In Mark Haines’s former life, he was an evangelical youth pastor, a role model, and a family man—until he abandoned his wife, his daughter, and his beliefs. Now he’s marking time between sunny days surfing and dark nights working security at an industrial complex. His isolation is broken when Cindy, a charming twenty-two-year old drifter he sees hitchhiking on the Pacific Coast Highway, hustles him for a breakfast and a place to crash—two cynical kindred spirits.
Then his co-worker is murdered in a robbery gone wrong and Cindy disappears on the same night. Haines knows he should let it go and return to his safe life of solitude. Instead, he’s driven to find out where Cindy went, under stranger and stranger circumstances. Soon Mark is chasing leads, each one taking him back into a world where his old life came crashing down—into the seedier side of southern California’s drug trade and ultimately into the secrets of an Evangelical megachurch where his past and his future are about to converge. What begins as an investigation becomes a haunting mystery and a psychological journey both for Mark, and for the elusive young stranger he won’t let get away.
Set in the early 2000s, The Churchgoer is a gripping noir, a quiet subversion of the genre, and a powerful meditation on belief, morality, and the nature of evil in contemporary life.
About the Author
Patrick Coleman's writing has appeared in Hobart, ZYZZYVA, Zócalo Public Square, the Black Warrior Review, and the Utne Reader, among others. His debut poetry collection, Fire Season (forthcoming from Tupelo Press) won the 2015 Berkshire Prize. Coleman also edited and contributed to The Art of Music, an exhibition catalogue on the relationship between visual arts and music (Yale University Press with the San Diego Museum of Art, October 27, 2015). He earned an MFA from Indiana University and a BA from the University of California Irvine. He lives in Ramona, California and works at the Arthur C. Clarke Center for Human Imagination at UC San Diego.

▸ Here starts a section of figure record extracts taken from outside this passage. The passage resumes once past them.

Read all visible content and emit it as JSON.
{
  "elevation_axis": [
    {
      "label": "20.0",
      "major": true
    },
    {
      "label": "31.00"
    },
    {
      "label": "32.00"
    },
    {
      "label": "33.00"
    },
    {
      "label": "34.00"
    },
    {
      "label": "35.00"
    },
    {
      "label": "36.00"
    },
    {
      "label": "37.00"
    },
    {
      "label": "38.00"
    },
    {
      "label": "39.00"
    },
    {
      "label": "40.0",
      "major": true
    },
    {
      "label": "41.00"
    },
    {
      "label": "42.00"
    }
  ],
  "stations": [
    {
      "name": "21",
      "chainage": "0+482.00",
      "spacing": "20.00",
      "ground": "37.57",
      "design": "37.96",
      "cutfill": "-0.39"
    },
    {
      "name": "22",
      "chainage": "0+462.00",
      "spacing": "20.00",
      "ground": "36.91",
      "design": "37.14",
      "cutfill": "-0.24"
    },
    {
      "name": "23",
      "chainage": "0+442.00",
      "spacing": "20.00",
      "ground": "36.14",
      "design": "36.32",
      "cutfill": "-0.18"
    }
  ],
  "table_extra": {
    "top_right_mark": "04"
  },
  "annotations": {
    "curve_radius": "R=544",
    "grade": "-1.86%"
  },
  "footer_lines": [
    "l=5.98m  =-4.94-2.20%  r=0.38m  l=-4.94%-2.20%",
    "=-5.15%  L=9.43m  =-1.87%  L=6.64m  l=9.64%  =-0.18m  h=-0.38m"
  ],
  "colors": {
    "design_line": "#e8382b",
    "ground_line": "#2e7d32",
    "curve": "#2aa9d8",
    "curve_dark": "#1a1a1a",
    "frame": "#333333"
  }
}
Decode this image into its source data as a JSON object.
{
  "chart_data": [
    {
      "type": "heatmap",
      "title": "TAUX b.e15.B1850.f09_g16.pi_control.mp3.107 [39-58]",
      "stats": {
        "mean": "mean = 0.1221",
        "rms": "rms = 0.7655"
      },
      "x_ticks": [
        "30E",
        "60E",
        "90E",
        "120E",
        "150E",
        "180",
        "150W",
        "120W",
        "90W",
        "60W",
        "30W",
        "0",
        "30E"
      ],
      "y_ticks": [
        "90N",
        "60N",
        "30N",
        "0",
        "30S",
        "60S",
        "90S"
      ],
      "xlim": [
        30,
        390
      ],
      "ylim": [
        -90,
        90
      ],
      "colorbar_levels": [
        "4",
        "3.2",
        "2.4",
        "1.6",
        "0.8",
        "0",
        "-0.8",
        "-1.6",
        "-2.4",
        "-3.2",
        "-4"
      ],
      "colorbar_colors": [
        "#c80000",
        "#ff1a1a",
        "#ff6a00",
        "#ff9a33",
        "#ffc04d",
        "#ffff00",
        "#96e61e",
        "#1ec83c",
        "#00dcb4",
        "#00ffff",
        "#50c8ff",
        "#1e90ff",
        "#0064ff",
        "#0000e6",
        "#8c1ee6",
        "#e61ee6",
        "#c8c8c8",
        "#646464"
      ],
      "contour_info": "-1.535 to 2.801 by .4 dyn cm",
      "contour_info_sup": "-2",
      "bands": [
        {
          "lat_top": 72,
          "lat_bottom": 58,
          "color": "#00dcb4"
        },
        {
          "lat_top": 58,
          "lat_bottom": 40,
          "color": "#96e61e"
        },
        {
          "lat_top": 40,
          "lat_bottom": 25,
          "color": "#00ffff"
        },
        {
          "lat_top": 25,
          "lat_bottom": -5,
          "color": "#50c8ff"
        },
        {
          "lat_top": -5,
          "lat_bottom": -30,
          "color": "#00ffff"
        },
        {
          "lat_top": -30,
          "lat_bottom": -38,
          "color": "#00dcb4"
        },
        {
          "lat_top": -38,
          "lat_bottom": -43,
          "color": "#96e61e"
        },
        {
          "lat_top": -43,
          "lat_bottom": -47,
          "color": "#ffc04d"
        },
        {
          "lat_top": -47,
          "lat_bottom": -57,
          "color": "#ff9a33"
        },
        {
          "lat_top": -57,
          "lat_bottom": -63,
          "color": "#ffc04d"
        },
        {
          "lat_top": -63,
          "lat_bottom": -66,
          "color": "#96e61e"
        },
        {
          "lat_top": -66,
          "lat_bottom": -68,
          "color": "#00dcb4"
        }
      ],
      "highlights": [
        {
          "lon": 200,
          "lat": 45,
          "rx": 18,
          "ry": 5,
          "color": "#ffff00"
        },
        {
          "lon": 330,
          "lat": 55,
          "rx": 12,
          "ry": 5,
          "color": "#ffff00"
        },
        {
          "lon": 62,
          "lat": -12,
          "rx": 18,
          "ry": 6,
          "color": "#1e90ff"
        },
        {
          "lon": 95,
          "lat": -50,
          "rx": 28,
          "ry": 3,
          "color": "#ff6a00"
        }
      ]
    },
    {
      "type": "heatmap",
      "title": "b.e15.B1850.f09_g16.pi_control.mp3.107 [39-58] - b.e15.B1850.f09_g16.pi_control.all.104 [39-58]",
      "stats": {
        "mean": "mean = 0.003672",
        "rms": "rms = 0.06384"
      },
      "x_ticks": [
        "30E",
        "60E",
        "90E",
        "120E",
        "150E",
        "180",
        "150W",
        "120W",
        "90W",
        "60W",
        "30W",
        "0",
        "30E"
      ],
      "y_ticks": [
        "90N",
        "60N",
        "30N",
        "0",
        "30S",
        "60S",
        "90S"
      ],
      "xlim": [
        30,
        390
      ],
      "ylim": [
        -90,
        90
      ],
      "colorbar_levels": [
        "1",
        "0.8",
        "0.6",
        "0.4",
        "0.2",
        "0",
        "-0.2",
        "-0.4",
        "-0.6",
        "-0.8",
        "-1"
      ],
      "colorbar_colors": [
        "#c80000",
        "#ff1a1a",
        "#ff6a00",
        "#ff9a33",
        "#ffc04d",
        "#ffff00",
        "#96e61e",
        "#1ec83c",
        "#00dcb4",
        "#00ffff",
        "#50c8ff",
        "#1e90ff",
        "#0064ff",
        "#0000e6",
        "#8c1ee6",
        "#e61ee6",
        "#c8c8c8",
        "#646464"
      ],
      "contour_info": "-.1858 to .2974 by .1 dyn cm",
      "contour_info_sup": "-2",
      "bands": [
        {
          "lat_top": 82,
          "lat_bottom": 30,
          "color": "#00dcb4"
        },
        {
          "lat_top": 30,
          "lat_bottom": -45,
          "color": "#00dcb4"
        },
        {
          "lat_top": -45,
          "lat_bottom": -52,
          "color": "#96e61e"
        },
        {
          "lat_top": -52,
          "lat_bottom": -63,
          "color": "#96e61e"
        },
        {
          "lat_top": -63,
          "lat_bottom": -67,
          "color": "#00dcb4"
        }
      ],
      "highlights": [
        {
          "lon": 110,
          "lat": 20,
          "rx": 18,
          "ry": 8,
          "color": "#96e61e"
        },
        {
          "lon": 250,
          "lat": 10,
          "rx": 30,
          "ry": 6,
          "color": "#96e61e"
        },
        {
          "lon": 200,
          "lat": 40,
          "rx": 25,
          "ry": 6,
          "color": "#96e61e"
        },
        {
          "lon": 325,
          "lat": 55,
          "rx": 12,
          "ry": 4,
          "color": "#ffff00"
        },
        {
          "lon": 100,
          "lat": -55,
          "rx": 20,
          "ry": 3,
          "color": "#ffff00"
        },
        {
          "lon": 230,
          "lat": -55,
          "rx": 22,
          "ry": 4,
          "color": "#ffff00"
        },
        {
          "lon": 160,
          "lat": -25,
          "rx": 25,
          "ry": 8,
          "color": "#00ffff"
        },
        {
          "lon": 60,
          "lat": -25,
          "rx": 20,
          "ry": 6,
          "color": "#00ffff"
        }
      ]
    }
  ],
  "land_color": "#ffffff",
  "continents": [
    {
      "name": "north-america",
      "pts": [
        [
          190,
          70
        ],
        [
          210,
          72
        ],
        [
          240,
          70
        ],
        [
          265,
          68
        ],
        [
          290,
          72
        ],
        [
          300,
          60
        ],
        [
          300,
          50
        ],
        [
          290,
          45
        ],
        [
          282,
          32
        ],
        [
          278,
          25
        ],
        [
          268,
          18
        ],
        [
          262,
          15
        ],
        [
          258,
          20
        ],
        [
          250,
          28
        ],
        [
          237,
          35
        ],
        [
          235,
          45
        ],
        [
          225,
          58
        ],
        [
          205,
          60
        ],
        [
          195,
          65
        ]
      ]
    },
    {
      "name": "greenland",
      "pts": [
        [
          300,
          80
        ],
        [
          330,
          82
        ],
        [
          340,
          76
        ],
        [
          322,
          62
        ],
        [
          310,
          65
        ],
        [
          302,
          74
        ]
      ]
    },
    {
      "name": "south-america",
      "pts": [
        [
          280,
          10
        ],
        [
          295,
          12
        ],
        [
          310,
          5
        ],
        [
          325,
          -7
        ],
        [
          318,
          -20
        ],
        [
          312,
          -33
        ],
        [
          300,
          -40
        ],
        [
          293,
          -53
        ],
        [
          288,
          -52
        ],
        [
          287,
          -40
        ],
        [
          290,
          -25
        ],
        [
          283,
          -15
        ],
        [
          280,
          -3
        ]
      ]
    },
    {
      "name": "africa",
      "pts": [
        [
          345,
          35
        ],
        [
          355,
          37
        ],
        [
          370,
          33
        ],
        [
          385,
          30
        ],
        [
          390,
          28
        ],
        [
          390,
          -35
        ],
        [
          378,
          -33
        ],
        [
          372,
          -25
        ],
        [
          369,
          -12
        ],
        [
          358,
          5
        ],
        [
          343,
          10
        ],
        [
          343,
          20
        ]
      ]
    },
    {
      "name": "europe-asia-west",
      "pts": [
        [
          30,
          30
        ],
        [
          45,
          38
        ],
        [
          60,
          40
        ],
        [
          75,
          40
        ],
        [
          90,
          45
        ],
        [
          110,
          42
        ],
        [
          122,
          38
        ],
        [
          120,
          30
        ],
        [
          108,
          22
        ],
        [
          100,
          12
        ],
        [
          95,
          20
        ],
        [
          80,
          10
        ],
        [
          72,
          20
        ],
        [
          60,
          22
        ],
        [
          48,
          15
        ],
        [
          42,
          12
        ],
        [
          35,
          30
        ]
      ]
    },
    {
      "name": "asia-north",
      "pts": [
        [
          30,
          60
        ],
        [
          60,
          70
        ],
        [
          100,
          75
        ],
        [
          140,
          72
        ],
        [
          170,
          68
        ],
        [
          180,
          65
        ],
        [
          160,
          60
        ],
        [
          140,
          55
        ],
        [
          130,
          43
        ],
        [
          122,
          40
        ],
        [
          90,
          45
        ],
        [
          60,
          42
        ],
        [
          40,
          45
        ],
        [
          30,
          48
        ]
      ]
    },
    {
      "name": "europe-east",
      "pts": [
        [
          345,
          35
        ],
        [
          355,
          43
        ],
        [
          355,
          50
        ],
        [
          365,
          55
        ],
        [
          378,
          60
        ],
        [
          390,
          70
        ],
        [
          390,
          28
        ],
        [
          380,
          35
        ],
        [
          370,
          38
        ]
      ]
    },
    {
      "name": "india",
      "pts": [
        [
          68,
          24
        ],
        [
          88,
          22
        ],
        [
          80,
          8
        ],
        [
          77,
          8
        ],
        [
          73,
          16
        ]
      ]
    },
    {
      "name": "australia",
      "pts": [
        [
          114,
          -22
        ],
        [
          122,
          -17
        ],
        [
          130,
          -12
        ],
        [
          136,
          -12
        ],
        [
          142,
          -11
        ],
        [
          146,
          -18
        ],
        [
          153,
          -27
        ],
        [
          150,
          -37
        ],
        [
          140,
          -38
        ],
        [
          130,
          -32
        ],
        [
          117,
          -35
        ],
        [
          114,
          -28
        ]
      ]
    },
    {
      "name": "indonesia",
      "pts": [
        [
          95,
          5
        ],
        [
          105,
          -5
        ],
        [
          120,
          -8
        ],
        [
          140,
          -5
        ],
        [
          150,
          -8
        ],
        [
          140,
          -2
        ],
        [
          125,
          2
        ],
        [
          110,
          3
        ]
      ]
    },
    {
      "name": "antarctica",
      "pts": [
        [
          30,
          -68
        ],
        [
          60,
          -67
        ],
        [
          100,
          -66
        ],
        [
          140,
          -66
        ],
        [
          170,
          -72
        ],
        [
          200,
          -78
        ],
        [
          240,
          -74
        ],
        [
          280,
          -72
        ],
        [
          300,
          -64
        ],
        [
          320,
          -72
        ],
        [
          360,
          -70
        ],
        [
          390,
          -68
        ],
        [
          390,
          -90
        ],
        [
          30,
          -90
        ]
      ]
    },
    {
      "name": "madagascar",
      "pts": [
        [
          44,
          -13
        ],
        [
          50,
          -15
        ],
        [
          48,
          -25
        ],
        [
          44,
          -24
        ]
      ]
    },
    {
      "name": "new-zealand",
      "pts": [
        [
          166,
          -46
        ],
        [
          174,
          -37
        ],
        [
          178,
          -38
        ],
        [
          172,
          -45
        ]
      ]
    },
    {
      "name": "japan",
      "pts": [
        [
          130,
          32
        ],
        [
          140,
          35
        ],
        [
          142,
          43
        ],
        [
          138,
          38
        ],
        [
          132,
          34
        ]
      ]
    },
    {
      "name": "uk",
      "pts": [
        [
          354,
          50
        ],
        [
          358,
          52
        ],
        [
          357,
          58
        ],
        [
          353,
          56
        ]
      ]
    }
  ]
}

“The story of a very mortal and bemused former pastor turned private detective, The Churchgoer faithfully partakes of a California noir that will win over fans of the genre and make quite a few converts, too. It is, above all, the arrival on the scene of an excellent new talent in Patrick Coleman.”
— Joshua Ferris, author of Then We Came to the End and The Dinner Party
“Nothing is sacred in Patrick Coleman’s utterly original debut -- not religion, not faith, not love, not family -- all of it can be lost at a moment’s notice. The one thing left standing in Coleman’s sun-bleached noir is hope, even for a cast of characters who are never quite what they seem. (And if hope fails, a little violence might do the trick.) This is pulp-fiction of a higher order, and maybe of a higher calling, the world of God and man clashing in a California beach town as unglamorous as the people who live in it, like if Kem Nunn found religion and then lost it, just as quick.”
— New York Times bestselling Tod Goldberg, author of Gansterland and the Burn Notice series
“readers will be curious to see what the author does next.”
— Publishers Weekly
With a palpable nod to Raymond Chandler, this forceful mystery is an exploration of religion, responsibility, and the inverted forces at play in the modern world.
— Crime Reads most anticipated summer reads
“Coleman’s book reads like a tribute to California noir, but there’s nothing worn or derivative about it. The Churchgoer is a wonderful debut novel from a writer with more than a few tricks up his sleeve.”